How can the bodies established under this plan, including the recently-announced ‘Board of Peace’, begin their work while the independent humanitarian presence in Gaza and the West Bank is being systematically dismantled?
Those who care about the diplomatic credibility of the West should make this calculation clear to the political leaders, notably in Washington and European capitals.
This debacle can still be prevented, but only robust pressure on Israel can prevent it, and the window closes on 1 March. If the Western governments remain silent, they will own the consequence. And the consequence will not be abstract.
When 37 internationally-respected organisations are expelled because they refused to hand over staff family data in a war zone, that fact will be documented.
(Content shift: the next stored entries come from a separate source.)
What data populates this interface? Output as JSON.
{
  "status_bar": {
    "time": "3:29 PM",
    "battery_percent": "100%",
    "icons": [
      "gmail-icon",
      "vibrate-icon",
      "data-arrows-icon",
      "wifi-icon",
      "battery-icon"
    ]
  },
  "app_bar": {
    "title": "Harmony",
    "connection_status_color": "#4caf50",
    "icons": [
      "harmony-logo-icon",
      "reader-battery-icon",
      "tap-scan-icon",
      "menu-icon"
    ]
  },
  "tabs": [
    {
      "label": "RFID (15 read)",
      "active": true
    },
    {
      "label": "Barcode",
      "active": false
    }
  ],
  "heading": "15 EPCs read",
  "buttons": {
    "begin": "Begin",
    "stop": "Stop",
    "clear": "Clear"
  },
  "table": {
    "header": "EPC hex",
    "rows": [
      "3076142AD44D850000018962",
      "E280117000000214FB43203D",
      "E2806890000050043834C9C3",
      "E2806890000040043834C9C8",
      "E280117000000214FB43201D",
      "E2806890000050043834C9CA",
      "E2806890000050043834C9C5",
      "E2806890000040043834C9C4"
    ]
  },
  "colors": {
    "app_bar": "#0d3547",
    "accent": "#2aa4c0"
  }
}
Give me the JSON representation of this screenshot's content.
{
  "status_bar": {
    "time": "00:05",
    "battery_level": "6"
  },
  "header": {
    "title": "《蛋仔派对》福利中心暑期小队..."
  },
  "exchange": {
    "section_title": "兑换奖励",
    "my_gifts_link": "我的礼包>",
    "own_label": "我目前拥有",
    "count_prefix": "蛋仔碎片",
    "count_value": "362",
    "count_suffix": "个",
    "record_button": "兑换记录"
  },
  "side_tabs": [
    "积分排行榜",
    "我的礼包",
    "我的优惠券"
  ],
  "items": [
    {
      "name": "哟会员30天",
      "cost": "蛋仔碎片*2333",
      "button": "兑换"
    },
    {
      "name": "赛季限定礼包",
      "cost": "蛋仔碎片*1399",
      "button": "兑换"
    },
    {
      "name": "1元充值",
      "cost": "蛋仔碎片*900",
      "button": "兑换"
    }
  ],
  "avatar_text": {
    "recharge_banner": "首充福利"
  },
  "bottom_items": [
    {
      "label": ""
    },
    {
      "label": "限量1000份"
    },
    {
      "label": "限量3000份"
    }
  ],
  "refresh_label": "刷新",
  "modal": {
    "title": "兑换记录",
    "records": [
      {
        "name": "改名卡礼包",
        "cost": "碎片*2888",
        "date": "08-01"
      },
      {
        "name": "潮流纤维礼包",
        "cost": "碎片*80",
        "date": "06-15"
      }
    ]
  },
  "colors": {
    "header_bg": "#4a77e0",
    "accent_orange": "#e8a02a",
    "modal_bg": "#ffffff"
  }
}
It will be memorialised. It will be cited in parliamentary inquiries, shareholder resolutions and eventual legal proceedings. It will become a fixed data point in every future assessment of who defended humanitarian space and who acquiesced to its dismantling.
Political leaders who remain silent are not neutral. They have chosen a side — not with those providing relief, but with those obstructing it.
This moment is not only about Gaza.
It is about whether humanitarian action remains an independent pillar of international responsibility or becomes a discretionary instrument of political convenience and unchecked power.